ABSTRACT Moderate (<60%) O2 (hyperoxia) in premature infants promotes bronchial airway hyperresponsiveness (AHR) via effects on airway smooth muscle (ASM), a cell type that also contributes to impaired bronchodilation, and remodeling (proliferation, altered extracellular matrix (ECM)). Thus understanding mechanisms by which O2 affects bronchial airways is critical for therapeutic strategies in a vulnerable population. We focus on a novel, targetable mechanism in ASM: cellular senescence (Sen). Sen cells are long-living, and secrete factors (senescence-associated secretory phenotype; SASP) that promote inflammation and fibrosis via paracrine effects on naïve cells. Appeal lies in novel drugs that kill Sen cells (senolytics) such as dasatanib+quercetin (D+Q) and fisetin. Little is known regarding Sen cells in perinatal airways but our data indicate moderate O2 enhances detrimental Sen in human fetal ASM (fASM) with increased inflammatory, pro- fibrotic SASP that promotes proliferation and ECM of naïve ASM: effects inhibited by D+Q. We find that ROS and ER stress promote fASM Sen, and in newborn mice exposed to O2 (which results in AHR and fibrosis) D+Q alleviates O2 effects. Thus, we hypothesize perinatal O2 induces detrimental Sen cell burden that, via SASP, initiates and promotes AHR and remodeling: effects alleviated by senolytics. We propose 3 Aims using human fetal lung and in vivo neonatal mouse models of O2: Aim 1: Determine mechanisms by which hyperoxia induces cellular Sen in developing human ASM; Aim 2: Determine the role of cellular Sen in hyperoxia effects on developing human ASM; Aim 3: Determine effects of detrimental Sen on contractility and remodeling in mouse model of neonatal hyperoxia. In Aims 1 and 2, we will use 18-22 wk gestation human fASM and lung slices to examine mechanisms of Sen induction, focusing on ROS, mitochondria and ER stress (Aim 1) and downstream effects of Sen/SASP in the context of contractility and remodeling (Aim 2) following 40% O2. Alleviation by senolytics D+Q or fisetin (Aim 1, 2) are explored.
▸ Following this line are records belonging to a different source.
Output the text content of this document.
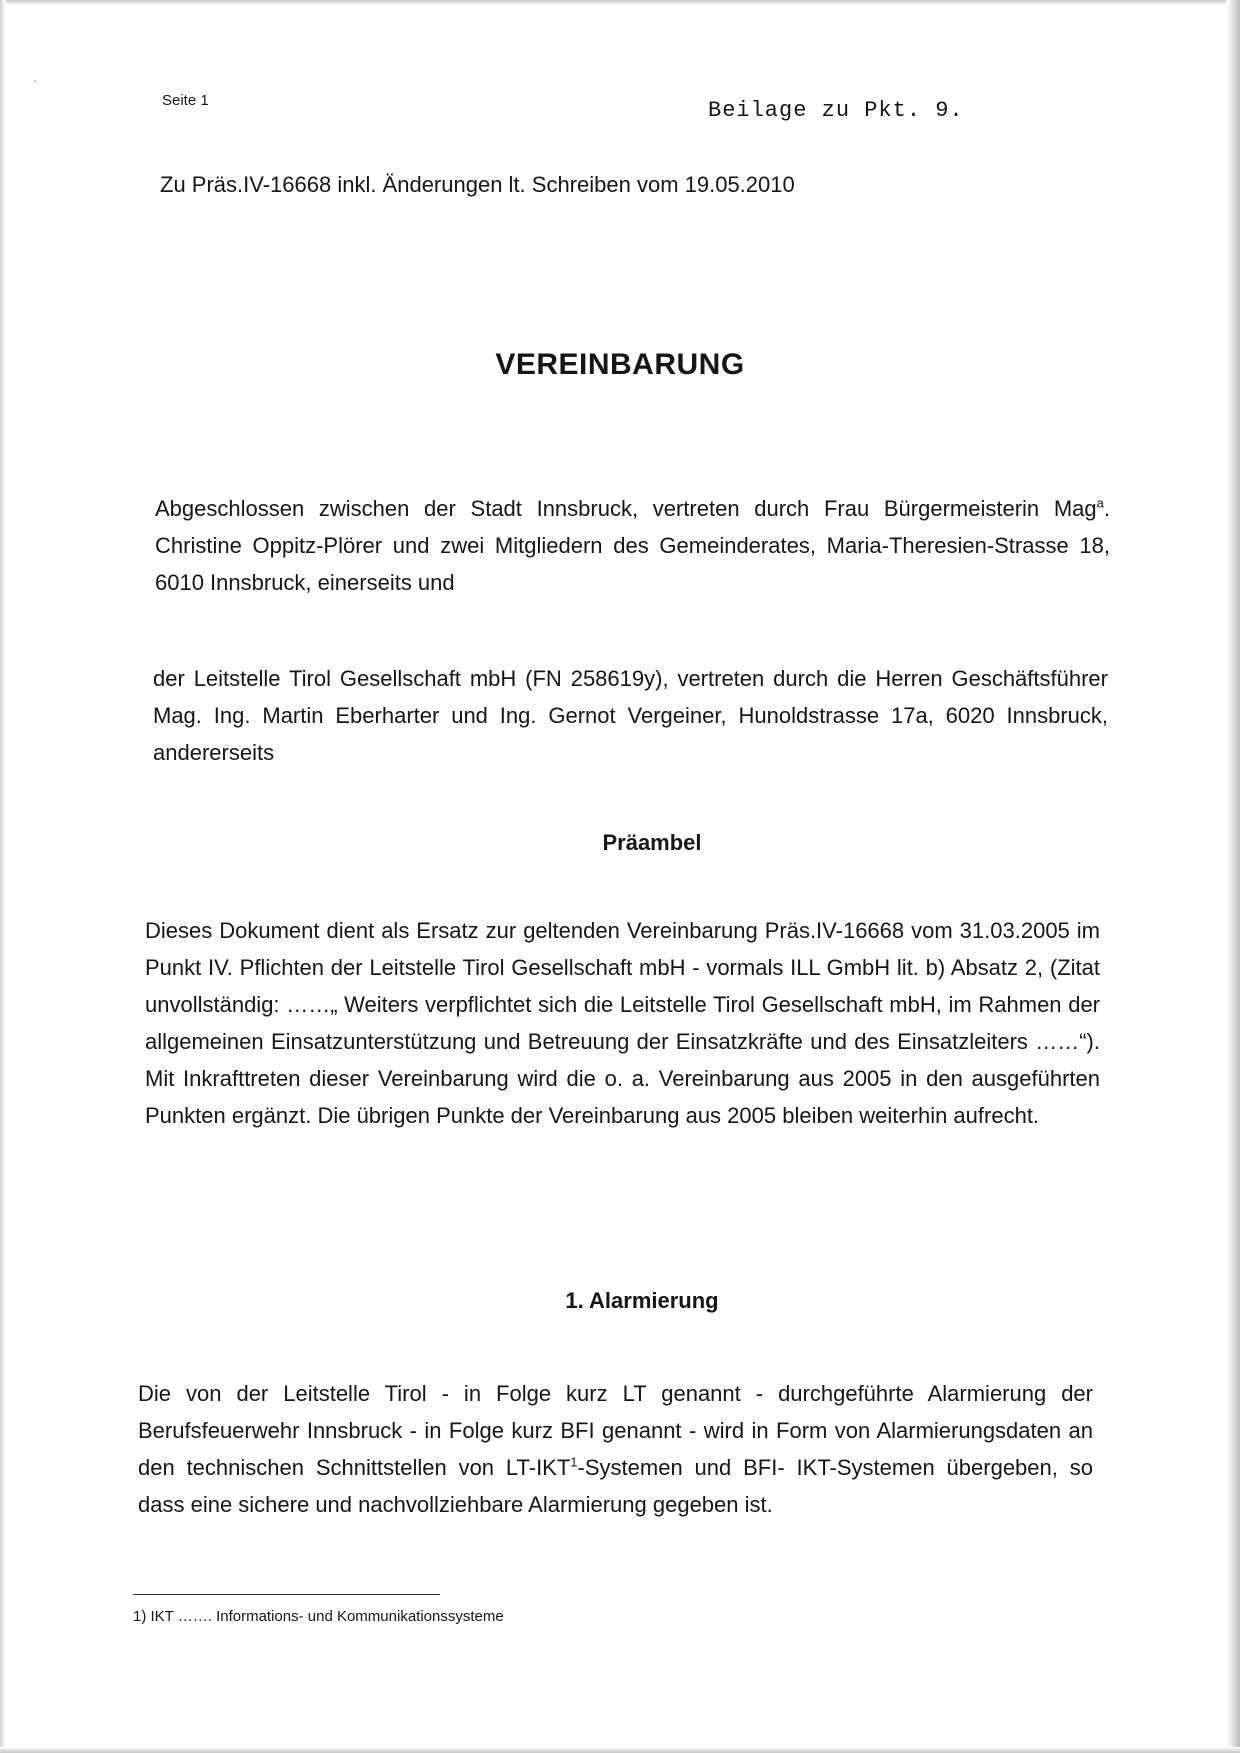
Seite 1	Beilage zu Pkt. 9.

Zu Präs.IV-16668 inkl. Änderungen lt. Schreiben vom 19.05.2010

VEREINBARUNG

Abgeschlossen zwischen der Stadt Innsbruck, vertreten durch Frau Bürgermeisterin Mag$^a$. Christine Oppitz-Plörer und zwei Mitgliedern des Gemeinderates, Maria-Theresien-Strasse 18, 6010 Innsbruck, einerseits und

der Leitstelle Tirol Gesellschaft mbH (FN 258619y), vertreten durch die Herren Geschäftsführer Mag. Ing. Martin Eberharter und Ing. Gernot Vergeiner, Hunoldstrasse 17a, 6020 Innsbruck, andererseits

Präambel

Dieses Dokument dient als Ersatz zur geltenden Vereinbarung Präs.IV-16668 vom 31.03.2005 im Punkt IV. Pflichten der Leitstelle Tirol Gesellschaft mbH - vormals ILL GmbH lit. b) Absatz 2, (Zitat unvollständig: ……„ Weiters verpflichtet sich die Leitstelle Tirol Gesellschaft mbH, im Rahmen der allgemeinen Einsatzunterstützung und Betreuung der Einsatzkräfte und des Einsatzleiters ……“). Mit Inkrafttreten dieser Vereinbarung wird die o. a. Vereinbarung aus 2005 in den ausgeführten Punkten ergänzt. Die übrigen Punkte der Vereinbarung aus 2005 bleiben weiterhin aufrecht.

1. Alarmierung

Die von der Leitstelle Tirol - in Folge kurz LT genannt - durchgeführte Alarmierung der Berufsfeuerwehr Innsbruck - in Folge kurz BFI genannt - wird in Form von Alarmierungsdaten an den technischen Schnittstellen von LT-IKT$^1$-Systemen und BFI- IKT-Systemen übergeben, so dass eine sichere und nachvollziehbare Alarmierung gegeben ist.

1) IKT ……. Informations- und Kommunikationssysteme
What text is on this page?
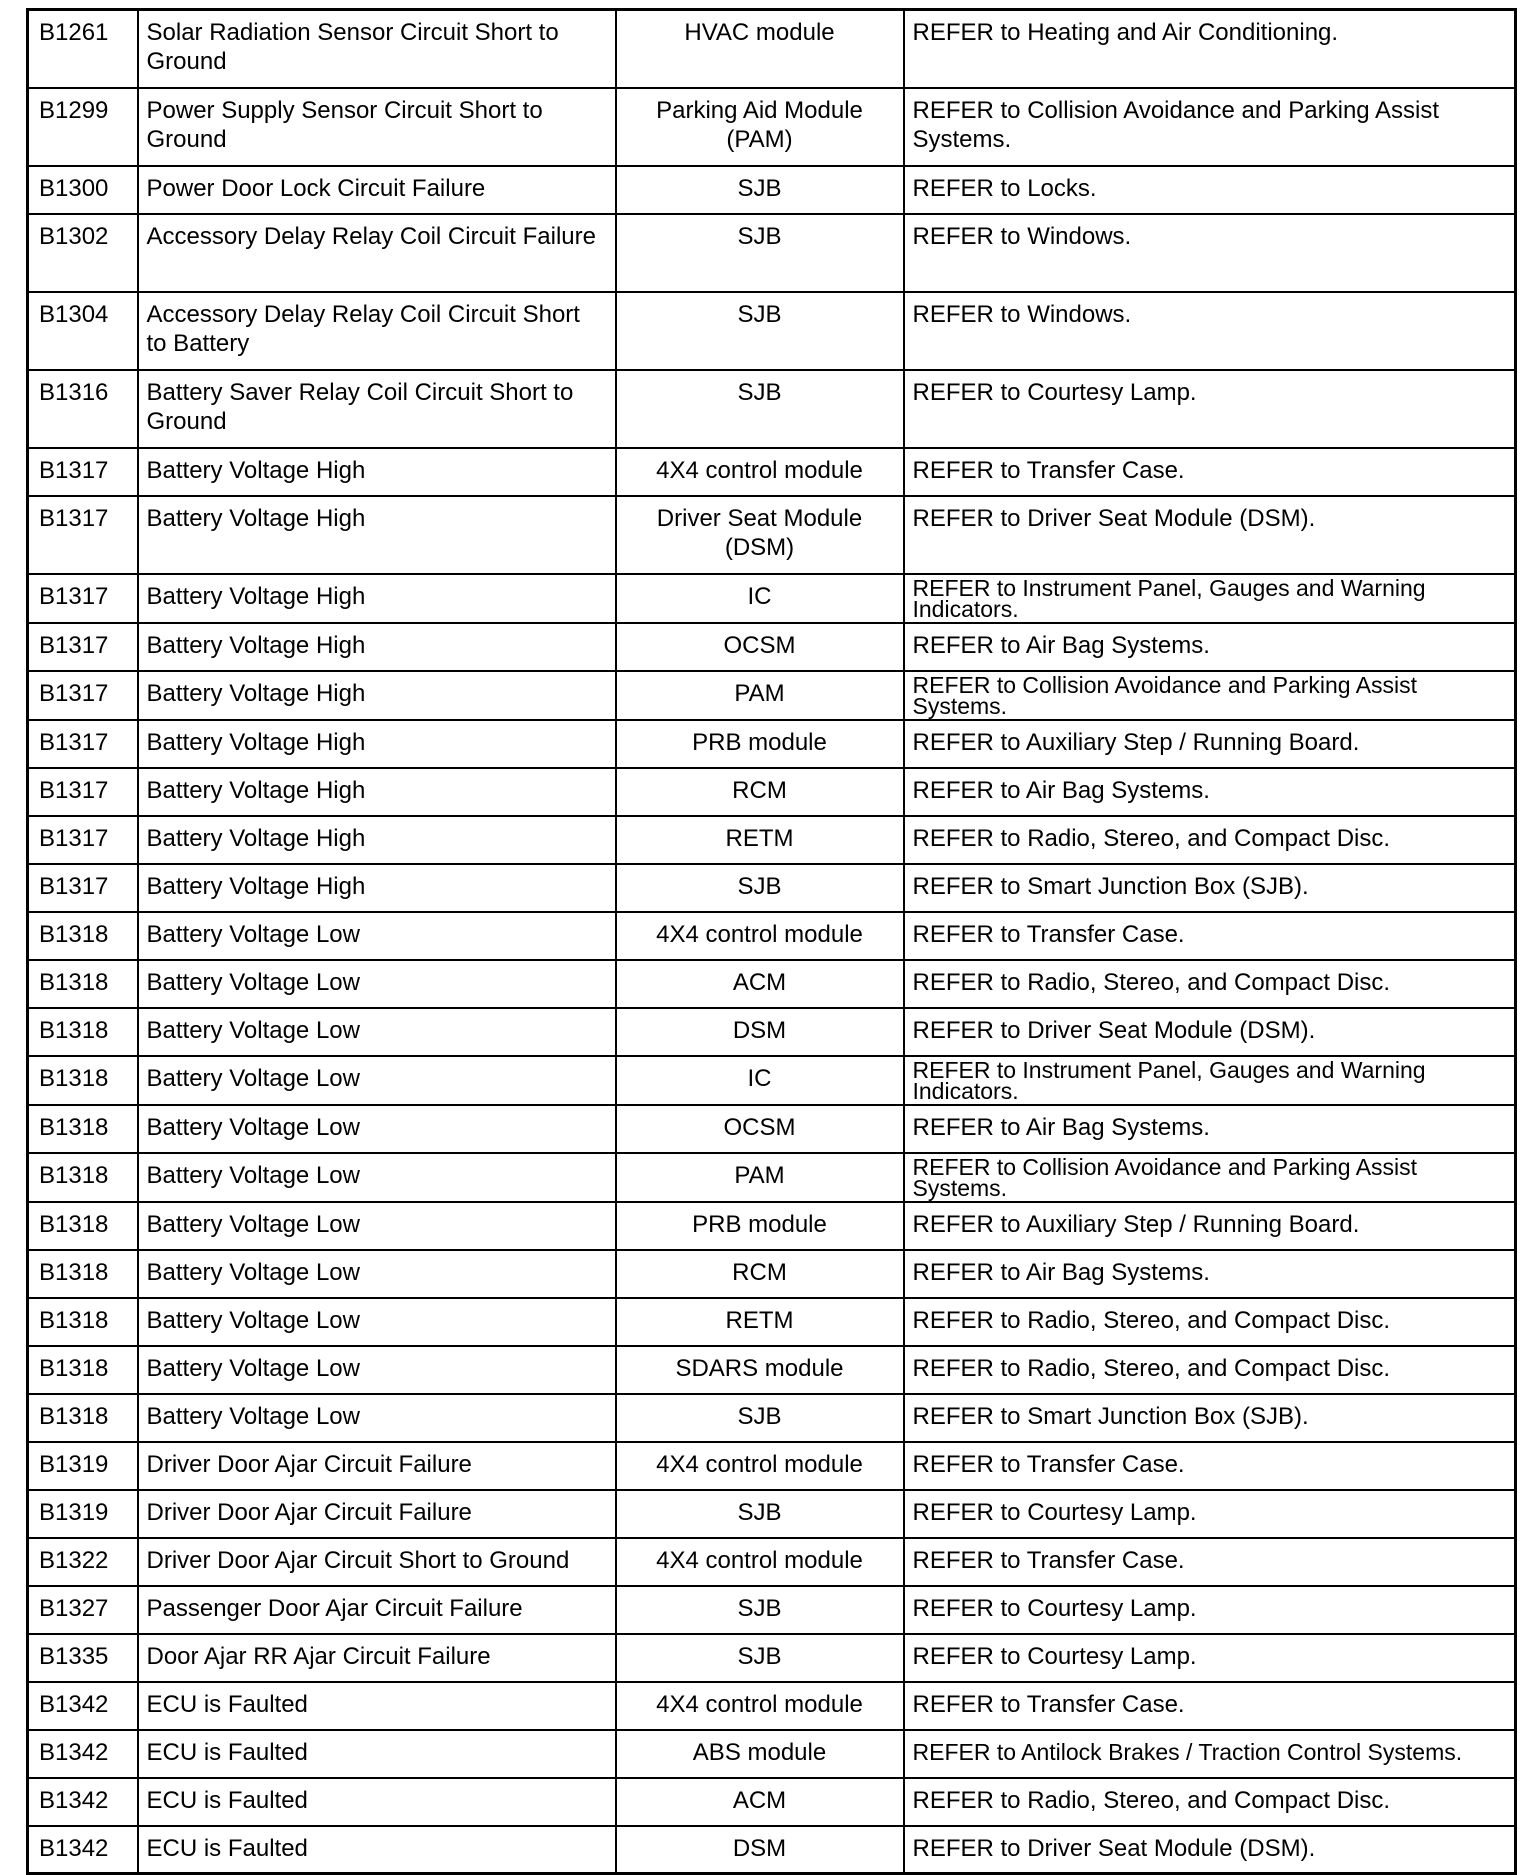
B1261	Solar Radiation Sensor Circuit Short to Ground	HVAC module	REFER to Heating and Air Conditioning.
B1299	Power Supply Sensor Circuit Short to Ground	Parking Aid Module (PAM)	REFER to Collision Avoidance and Parking Assist Systems.
B1300	Power Door Lock Circuit Failure	SJB	REFER to Locks.
B1302	Accessory Delay Relay Coil Circuit Failure	SJB	REFER to Windows.
B1304	Accessory Delay Relay Coil Circuit Short to Battery	SJB	REFER to Windows.
B1316	Battery Saver Relay Coil Circuit Short to Ground	SJB	REFER to Courtesy Lamp.
B1317	Battery Voltage High	4X4 control module	REFER to Transfer Case.
B1317	Battery Voltage High	Driver Seat Module (DSM)	REFER to Driver Seat Module (DSM).
B1317	Battery Voltage High	IC	REFER to Instrument Panel, Gauges and Warning Indicators.
B1317	Battery Voltage High	OCSM	REFER to Air Bag Systems.
B1317	Battery Voltage High	PAM	REFER to Collision Avoidance and Parking Assist Systems.
B1317	Battery Voltage High	PRB module	REFER to Auxiliary Step / Running Board.
B1317	Battery Voltage High	RCM	REFER to Air Bag Systems.
B1317	Battery Voltage High	RETM	REFER to Radio, Stereo, and Compact Disc.
B1317	Battery Voltage High	SJB	REFER to Smart Junction Box (SJB).
B1318	Battery Voltage Low	4X4 control module	REFER to Transfer Case.
B1318	Battery Voltage Low	ACM	REFER to Radio, Stereo, and Compact Disc.
B1318	Battery Voltage Low	DSM	REFER to Driver Seat Module (DSM).
B1318	Battery Voltage Low	IC	REFER to Instrument Panel, Gauges and Warning Indicators.
B1318	Battery Voltage Low	OCSM	REFER to Air Bag Systems.
B1318	Battery Voltage Low	PAM	REFER to Collision Avoidance and Parking Assist Systems.
B1318	Battery Voltage Low	PRB module	REFER to Auxiliary Step / Running Board.
B1318	Battery Voltage Low	RCM	REFER to Air Bag Systems.
B1318	Battery Voltage Low	RETM	REFER to Radio, Stereo, and Compact Disc.
B1318	Battery Voltage Low	SDARS module	REFER to Radio, Stereo, and Compact Disc.
B1318	Battery Voltage Low	SJB	REFER to Smart Junction Box (SJB).
B1319	Driver Door Ajar Circuit Failure	4X4 control module	REFER to Transfer Case.
B1319	Driver Door Ajar Circuit Failure	SJB	REFER to Courtesy Lamp.
B1322	Driver Door Ajar Circuit Short to Ground	4X4 control module	REFER to Transfer Case.
B1327	Passenger Door Ajar Circuit Failure	SJB	REFER to Courtesy Lamp.
B1335	Door Ajar RR Ajar Circuit Failure	SJB	REFER to Courtesy Lamp.
B1342	ECU is Faulted	4X4 control module	REFER to Transfer Case.
B1342	ECU is Faulted	ABS module	REFER to Antilock Brakes / Traction Control Systems.
B1342	ECU is Faulted	ACM	REFER to Radio, Stereo, and Compact Disc.
B1342	ECU is Faulted	DSM	REFER to Driver Seat Module (DSM).
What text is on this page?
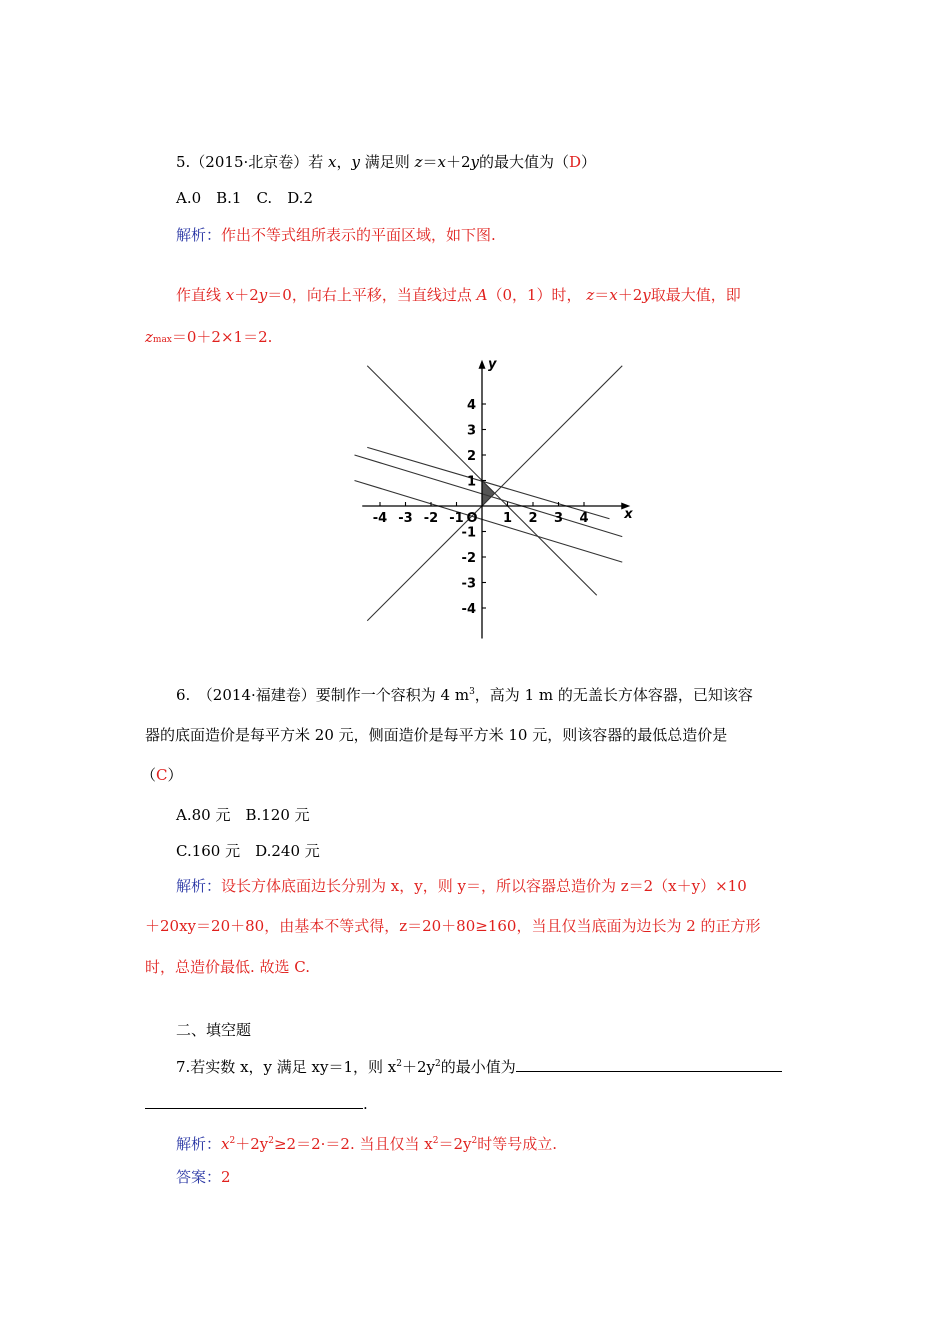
5.（2015·北京卷）若 x，y 满足则 z＝x＋2y的最大值为（D）
A.0　B.1　C.　D.2
解析：作出不等式组所表示的平面区域，如下图.
作直线 x＋2y＝0，向右上平移，当直线过点 A（0，1）时， z＝x＋2y取最大值，即
zmax＝0＋2×1＝2.
-4 -3 -2 -1	1 2 3 4
4
3
2
1
-1
-2
-3
-4
O	x
y
6.　（2014·福建卷）要制作一个容积为 4 $m^3$，高为 1 m 的无盖长方体容器，已知该容
器的底面造价是每平方米 20 元，侧面造价是每平方米 10 元，则该容器的最低总造价是
（C）
A.80 元　B.120 元
C.160 元　D.240 元
解析：设长方体底面边长分别为 x，y，则 y＝，所以容器总造价为 z＝2（x＋y）×10
＋20xy＝20＋80，由基本不等式得，z＝20＋80≥160，当且仅当底面为边长为 2 的正方形
时，总造价最低. 故选 C.
二、填空题
7.若实数 x，y 满足 xy＝1，则 $x^2+2y^2$的最小值为
.
解析：$x^2+2y^2\ge 2=2\cdot=2$. 当且仅当 $x^2=2y^2$时等号成立.
答案：2
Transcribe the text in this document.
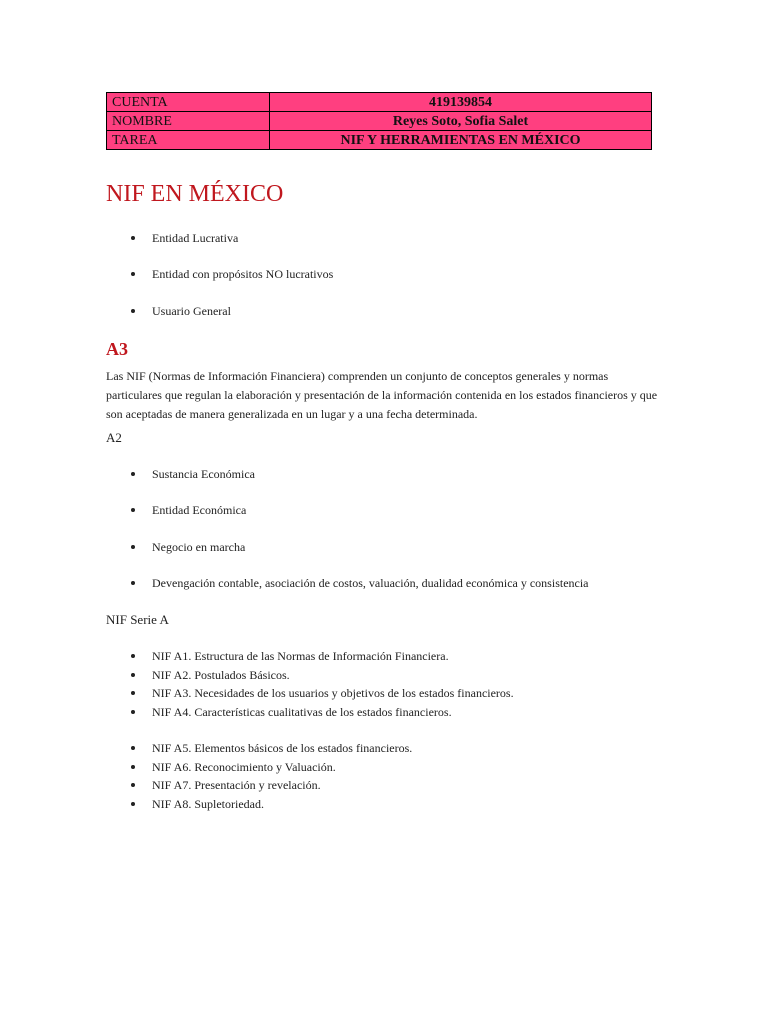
CUENTA	419139854
NOMBRE	Reyes Soto, Sofia Salet
TAREA	NIF Y HERRAMIENTAS EN MÉXICO
NIF EN MÉXICO
Entidad Lucrativa
Entidad con propósitos NO lucrativos
Usuario General
A3

Las NIF (Normas de Información Financiera) comprenden un conjunto de conceptos generales y normas particulares que regulan la elaboración y presentación de la información contenida en los estados financieros y que son aceptadas de manera generalizada en un lugar y a una fecha determinada.

A2

Sustancia Económica
Entidad Económica
Negocio en marcha
Devengación contable, asociación de costos, valuación, dualidad económica y consistencia

NIF Serie A

NIF A1. Estructura de las Normas de Información Financiera.
NIF A2. Postulados Básicos.
NIF A3. Necesidades de los usuarios y objetivos de los estados financieros.
NIF A4. Características cualitativas de los estados financieros.
NIF A5. Elementos básicos de los estados financieros.
NIF A6. Reconocimiento y Valuación.
NIF A7. Presentación y revelación.
NIF A8. Supletoriedad.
In vitro studies are integrated in the newborn mouse model (Aim 3) where extent of Sen is assessed, and alleviation of airway hyperreactivity and remodeling by senolytics are tested. Clinical significance lies in establishing detrimental Sen in O2 effects on developing airway towards future therapeutic targeting for neonatal asthma.

摘要 早产儿中度（<60%）O2（高氧）促进支气管气道高反应性（AHR） 通过对气道平滑肌（ASM）的影响，ASM是一种也有助于支气管扩张受损的细胞类型， 重塑（增殖、改变的细胞外基质（ECM））。从而了解 O2影响支气管气道对于弱势人群的治疗策略至关重要。我们专注于 ASM中的一种新的靶向机制：细胞衰老（Sen）。感觉细胞寿命长， 衰老相关分泌表型（SASP），通过 对幼稚细胞的旁分泌作用。吸引力在于杀死Sen细胞的新药（senolytics），如 达沙替尼+槲皮素（D+Q）和非瑟酮。关于围产期气道中的Sen细胞知之甚少，但我们的数据 表明适度O2增强了人胎儿ASM（fASM）中有害Sen， 纤维化SASP促进幼稚ASM的增殖和ECM：D+Q抑制的作用。我们发现ROS 和ER应激促进fASM Sen，并且在暴露于O2的新生小鼠中（导致AHR和纤维化） D+Q消除O2效应。因此，我们假设围产期O2诱导有害的Sen细胞负荷， 通过SASP，启动和促进AHR和重塑：通过senolytics缓解的作用。我们建议3 目的使用人胎肺和体内新生小鼠模型的O2：目的1：确定机制， 高氧诱导细胞Sen在人ASM发育中的作用;目的2：确定细胞Sen在人ASM发育中的作用。 高氧对发育中的人ASM的影响;目的3：确定有害的Sen对收缩性的影响， 新生儿高氧小鼠模型的重构。在目的1和2中，我们将使用18-22周妊娠的人， fASM和肺切片检查Sen诱导机制，重点是ROS、线粒体和ER应激 (Aim 1）和Sen/SASP在收缩性和重塑背景下的下游作用（目的2）， 40%氧气探索通过senolytics D+Q或非瑟酮（目的1，2）的缓解。体外研究整合在 新生小鼠模型（目标3），其中评估Sen的程度，以及减轻气道高反应性和 通过senolytics重塑进行测试。临床意义在于建立有害森在O2的影响， 开发气道，以实现新生儿哮喘的未来治疗目标。